A fine-grained network traffic analysis with Millisampler

What the research is:

Millisampler is one of Meta’s latest characterization tools and allows us to observe, characterize, and debug network performance at high-granularity timescales efficiently. This lightweight network traffic characterization tool for continual monitoring operates at fine, configurable timescales. It collects time series of ingress and egress traffic volumes, number of active flows, incoming ECN marks, and ingress and egress retransmissions. Additionally, Millisampler is also able to identify in-region traffic and cross-region traffic (longer RTT). Millisampler runs on our server fleet collecting short, periodic snapshots of this data at 100us, 1ms, and 10ms time granularities, stores it in local disk, and makes it available for several days for on-demand analysis. Since the data is only aggregated flow-level header information, it does not contain any personally identifiable information (PII). Even with the minimal amount of information it collects, Millisampler data has proven very useful in practice, particularly when combined with existing coarser-grained data — we are able to see clearly how switch buffers or host NICs, for example, might be unable to handle the ingress traffic pattern.

How it works:

Millisampler comprises userspace code to schedule runs, store data, and serve data, and an eBPF-based tc filter that runs in the kernel to collect fine-timescale data. The user code attaches the tc filter and enables data collection. A tc filter is among the first programmable steps on the receipt of a packet and near the last step on transmission. On ingress, this means that the eBPF code executes on the CPU core that is processing the soft irq (bottom half) as the packet is directed toward the owning socket. Because processing happens on many CPU cores, to avoid locks, we use per-CPU variables, which increase the memory requirement to eliminate risk of contention. To minimize overhead, we sample periodically and for short periods of time. Userspace therefore configures two parameters in Millisampler: the sampling interval and the number of samples. We schedule runs with three sampling intervals: 10ms, 1ms, and 100μs, with a fixed number of samples to 2,000 for all sampling intervals. This means that our observation periods range from 200ms (100μs sampling rate) to 20s (10ms sampling rate), allowing us to observe events at sub-RTT to cross-region RTT time scales, and, at the same time, fix the memory footprint of each run to 2,000 64-bit counters per CPU core for each value we measure.

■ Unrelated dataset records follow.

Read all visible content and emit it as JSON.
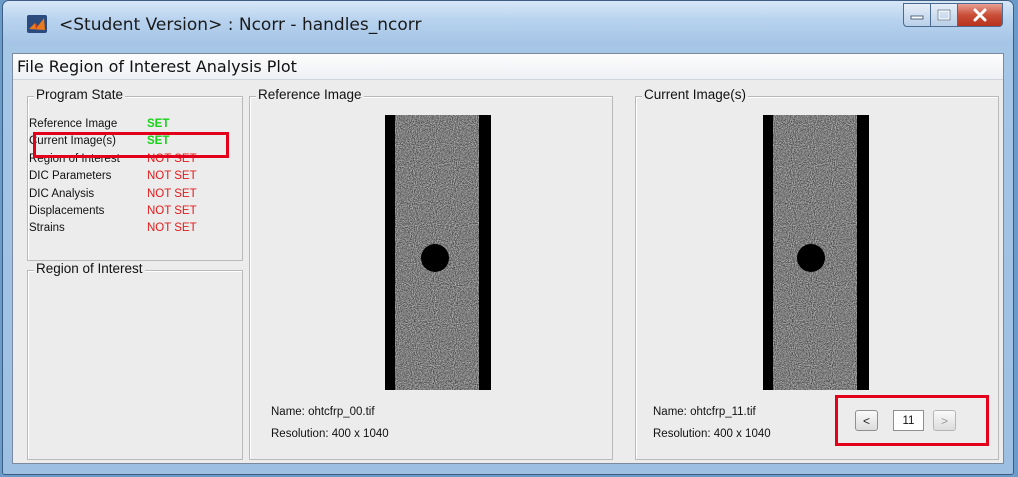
{
  "window": {
    "title": "<Student Version> : Ncorr - handles_ncorr"
  },
  "menu": [
    "File",
    "Region of Interest",
    "Analysis",
    "Plot"
  ],
  "program_state": {
    "title": "Program State",
    "rows": [
      {
        "label": "Reference Image",
        "value": "SET",
        "status": "set"
      },
      {
        "label": "Current Image(s)",
        "value": "SET",
        "status": "set"
      },
      {
        "label": "Region of Interest",
        "value": "NOT SET",
        "status": "notset"
      },
      {
        "label": "DIC Parameters",
        "value": "NOT SET",
        "status": "notset"
      },
      {
        "label": "DIC Analysis",
        "value": "NOT SET",
        "status": "notset"
      },
      {
        "label": "Displacements",
        "value": "NOT SET",
        "status": "notset"
      },
      {
        "label": "Strains",
        "value": "NOT SET",
        "status": "notset"
      }
    ],
    "colors": {
      "set": "#18d318",
      "notset": "#e21b1b"
    }
  },
  "roi_panel": {
    "title": "Region of Interest"
  },
  "reference": {
    "title": "Reference Image",
    "name": "Name: ohtcfrp_00.tif",
    "resolution": "Resolution: 400 x 1040"
  },
  "current": {
    "title": "Current Image(s)",
    "name": "Name: ohtcfrp_11.tif",
    "resolution": "Resolution: 400 x 1040",
    "prev_label": "<",
    "index": "11",
    "next_label": ">"
  },
  "icons": {
    "app": "matlab-icon",
    "minimize": "minimize-icon",
    "maximize": "maximize-icon",
    "close": "close-icon"
  },
  "highlight_color": "#e3001b"
}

Millisampler collects a variety of metrics. It computes ingress and egress total bytes and ingress ECN-marked bytes from the lengths and CE bits of the packets. Millisampler also soundsTTLd marked retransmits. Millisampler uses a 128-bit sketch to estimate the number of active (incoming and outgoing) connections. Using the sketch results in an approximation of the connection count that is precise up to a dozen connections and saturates at around 500 connections per sampling interval. Although there is space for additional precision, in practice, more than the actual number of connections, the qualitative variation between a few connections to dozens or hundreds of connections has been helpful toward identifying patterns of traffic with more connections (heavy incast) as opposed to more traffic with fewer connections.

Why it matters:

Millisampler is a powerful tool for troubleshooting and performance analysis. Two contrasting network performance faults that we solved at Meta in the last few years relied on our needing a fine-grained view of traffic. The first problem featured synchronized traffic bursts at fine time scales, and seeing this motivated us to build and deploy Millisampler to catch it quickly if it happened again. The second, which an early Millisampler prototype helped root-cause, featured a NIC driver bug that caused it to stop delivering packets for milliseconds at a time, thereby proving the value of Millisampler in complex investigations. While Millisampler (or Millisampler-like data) played an important role in these investigations, it was only as part of our rich ecosystem of data collection tools that track a dizzying array of metrics across hosts and a network.

Beyond such incidents, Millisampler data has also proven useful in characterizing and analyzing traffic characteristics of services, allowing us to design and deploy a range of solutions to help improve their performance. For example, we have been able to characterize the nature of bursts across a number of services in order to understand the intensity of incast and tune transport performance accordingly. We have also been able to look at complex interactions between short-RTT and long-RTT flows and understand how bursts of either affect fairness for the other. In a following post, we will look at an extension of Millisampler — Syncmillisampler — where we run Millisampler synchronously across all hosts in a rack and use that data to identify buffer contention in the top-of-rack ASICs.